Post Numéro: 5 de fbonnus 27 Jan 2013, 19:06
Après les recherches dans mes archives mails, voici le contenu d'une des correspondances avec Michel ONFRAY sur Guy MOQUET, répondant précisément à ta deuxième question :
La chronique mensuelle de Michel Onfray | N° 78 – Novembre 2011
GUY MÔQUET, LE CONTRAIRE D’UN RÉSISTANT -
Je viens de lire un livre terrible intitulé L’Affaire Guy Môquet sous-titré Enquête sur une mystification officielle publié dans la très sérieuse maison d’édition Larousse dans une collection dirigée par Emmanuel Thiébot qui fit un temps partie de l’équipe de l’Université Populaire de Caen. Bravo aux auteurs Jean-Marc Berlière et Franck Liaigre. Que dit ce livre ?
Que Guy Môquet ne fut pas résistant. Thèse sidérante tant elle va contre la mythologie qui fait de ce jeune garçon de seize ans fusillé par les nazis l’emblème de la résistance communiste à l’occupant allemand. Guy Môquet est le fils d’un cheminot qui doit son ascension sociale au Parti Communiste auquel il voue un culte. Quand les communistes russes et les nazis signent le pacte germano-soviétique, le PCF obéit à la décision de Staline. Dès lors, le Parti se réjouit de la défaite de juin 40 : selon eux, elle signe l’échec de la démocratie parlementaire, du capitalisme juif, de la bourgeoisie d’affaire. De plus, elle prépare la France à la révolution bolchevique ardemment souhaitée. L’Allemagne peut donc envahir la Pologne, puis la France, l’URSS ne bouge pas, les communistes français approuvent. L’Angleterre décrète un blocus économique contre l’Allemagne nazie, mais l’Union Soviétique laisse transiter sur son territoire les produits qui ravitaillent les nationaux-socialistes. Le PCF ne dit rien.

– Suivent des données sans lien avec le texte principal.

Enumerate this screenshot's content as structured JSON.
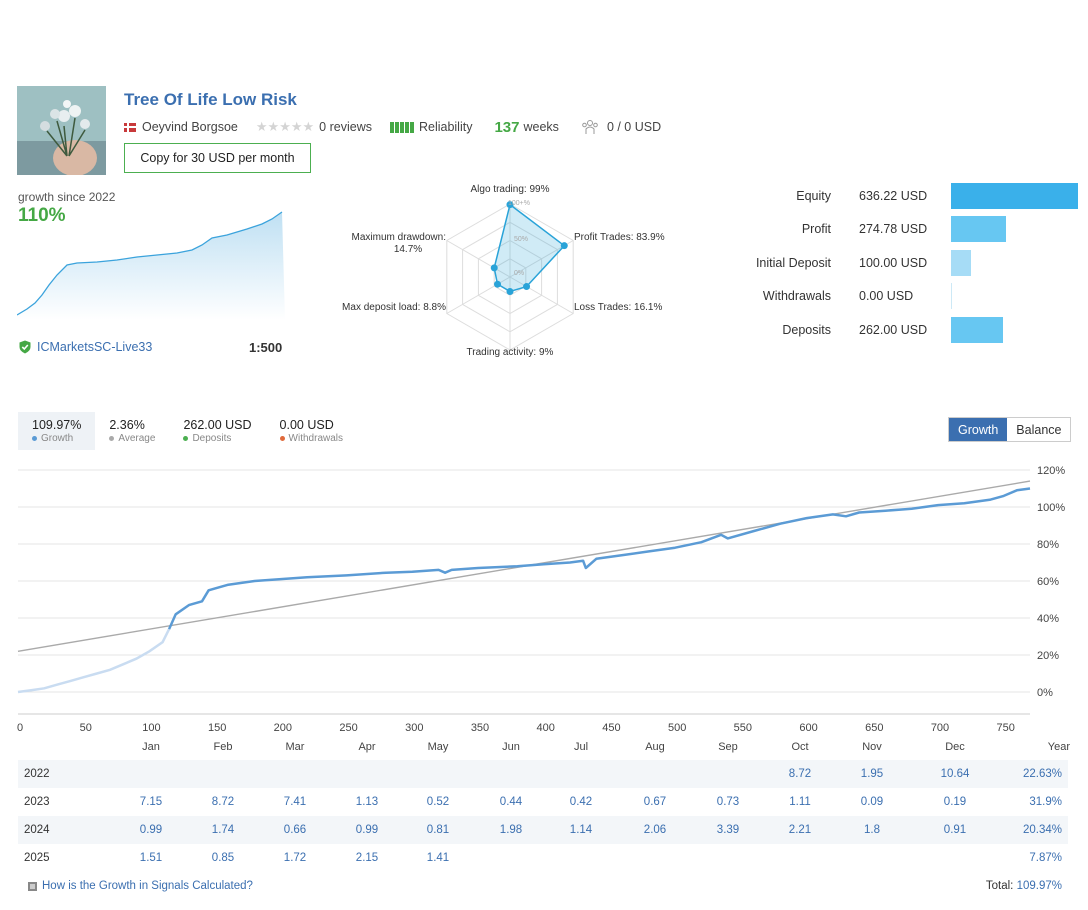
{
  "header": {
    "title": "Tree Of Life Low Risk",
    "author": "Oeyvind Borgsoe",
    "reviews": "0 reviews",
    "reliability_label": "Reliability",
    "weeks_value": "137",
    "weeks_label": "weeks",
    "subscribers": "0 / 0 USD",
    "copy_button": "Copy for 30 USD per month"
  },
  "summary": {
    "growth_since": "growth since 2022",
    "growth_value": "110%",
    "broker": "ICMarketsSC-Live33",
    "leverage": "1:500"
  },
  "radar": {
    "labels": {
      "algo": "Algo trading: 99%",
      "profit": "Profit Trades: 83.9%",
      "loss": "Loss Trades: 16.1%",
      "activity": "Trading activity: 9%",
      "deposit_load": "Max deposit load: 8.8%",
      "drawdown_1": "Maximum drawdown:",
      "drawdown_2": "14.7%"
    },
    "scale": {
      "top": "100+%",
      "mid": "50%",
      "low": "0%"
    },
    "values": [
      0.99,
      0.839,
      0.161,
      0.09,
      0.088,
      0.147
    ],
    "color": "#29a3d8"
  },
  "stats": [
    {
      "label": "Equity",
      "value": "636.22 USD",
      "amount": 636.22
    },
    {
      "label": "Profit",
      "value": "274.78 USD",
      "amount": 274.78
    },
    {
      "label": "Initial Deposit",
      "value": "100.00 USD",
      "amount": 100.0
    },
    {
      "label": "Withdrawals",
      "value": "0.00 USD",
      "amount": 0
    },
    {
      "label": "Deposits",
      "value": "262.00 USD",
      "amount": 262.0
    }
  ],
  "tabs": [
    {
      "value": "109.97%",
      "label": "Growth",
      "color": "#5b9bd5"
    },
    {
      "value": "2.36%",
      "label": "Average",
      "color": "#aaaaaa"
    },
    {
      "value": "262.00 USD",
      "label": "Deposits",
      "color": "#4caf50"
    },
    {
      "value": "0.00 USD",
      "label": "Withdrawals",
      "color": "#e06a3b"
    }
  ],
  "toggle": {
    "growth": "Growth",
    "balance": "Balance"
  },
  "chart_data": {
    "type": "line",
    "xlim": [
      0,
      770
    ],
    "ylim": [
      -10,
      120
    ],
    "x_ticks": [
      "0",
      "50",
      "100",
      "150",
      "200",
      "250",
      "300",
      "350",
      "400",
      "450",
      "500",
      "550",
      "600",
      "650",
      "700",
      "750"
    ],
    "y_ticks": [
      "120%",
      "100%",
      "80%",
      "60%",
      "40%",
      "20%",
      "0%"
    ],
    "series": [
      {
        "x": [
          0,
          10,
          20,
          30,
          40,
          50,
          60,
          70,
          80,
          90,
          100,
          110,
          115,
          120,
          130,
          140,
          145,
          150,
          160,
          180,
          200,
          220,
          250,
          280,
          300,
          320,
          325,
          330,
          350,
          380,
          400,
          420,
          430,
          432,
          440,
          460,
          480,
          500,
          520,
          535,
          540,
          560,
          580,
          600,
          620,
          630,
          640,
          660,
          680,
          700,
          720,
          740,
          750,
          760,
          770
        ],
        "y": [
          0,
          1,
          2,
          4,
          6,
          8,
          10,
          12,
          15,
          18,
          22,
          27,
          34,
          42,
          47,
          49,
          55,
          56,
          58,
          60,
          61,
          62,
          63,
          64.5,
          65,
          66,
          64.5,
          66,
          67,
          68,
          69,
          70,
          71,
          67,
          72,
          74,
          76,
          78,
          81,
          85,
          83,
          87,
          91,
          94,
          96,
          95,
          97,
          98,
          99,
          101,
          102,
          104,
          106,
          109,
          110
        ]
      },
      {
        "x": [
          0,
          770
        ],
        "y": [
          22,
          114
        ]
      }
    ]
  },
  "months_header": [
    "Jan",
    "Feb",
    "Mar",
    "Apr",
    "May",
    "Jun",
    "Jul",
    "Aug",
    "Sep",
    "Oct",
    "Nov",
    "Dec",
    "Year"
  ],
  "growth_table": [
    {
      "year": "2022",
      "months": [
        "",
        "",
        "",
        "",
        "",
        "",
        "",
        "",
        "",
        "8.72",
        "1.95",
        "10.64"
      ],
      "total": "22.63%"
    },
    {
      "year": "2023",
      "months": [
        "7.15",
        "8.72",
        "7.41",
        "1.13",
        "0.52",
        "0.44",
        "0.42",
        "0.67",
        "0.73",
        "1.11",
        "0.09",
        "0.19"
      ],
      "total": "31.9%"
    },
    {
      "year": "2024",
      "months": [
        "0.99",
        "1.74",
        "0.66",
        "0.99",
        "0.81",
        "1.98",
        "1.14",
        "2.06",
        "3.39",
        "2.21",
        "1.8",
        "0.91"
      ],
      "total": "20.34%"
    },
    {
      "year": "2025",
      "months": [
        "1.51",
        "0.85",
        "1.72",
        "2.15",
        "1.41",
        "",
        "",
        "",
        "",
        "",
        "",
        ""
      ],
      "total": "7.87%"
    }
  ],
  "footer": {
    "link": "How is the Growth in Signals Calculated?",
    "total_label": "Total:",
    "total_value": "109.97%"
  },
  "colors": {
    "accent": "#3b6fb0",
    "green": "#45a845",
    "bar": "#67c7f2",
    "line": "#5b9bd5"
  }
}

Le 29 septembre 1939, nazis et communistes demandent la fin de la guerre afin que Staline garde les territoires conquis et Hitler les siens. Les députés communistes envoient une lettre en ce sens à Edouard Herriot, le Président de la Chambre. En cas de refus, la France et l’Angleterre porteront la responsabilité de la guerre qui deviendrait impérialiste ! La France refuse. Le PCF invite alors ses militants au sabotage. Ils ne s’en privent pas et causent la mort de soldats français envoyés au combat avec du matériel qui les lâche en plein milieu de la bataille. Le père de Guy Môquet soutient cette ligne, il est arrêté et emprisonné. Le fils clame haut et fort qu’il reprend le flambeau et continue le combat du père qui, on le voit, n’est pas un combat de résistance, mais de collaboration avec les nazis liés aux staliniens par le pacte.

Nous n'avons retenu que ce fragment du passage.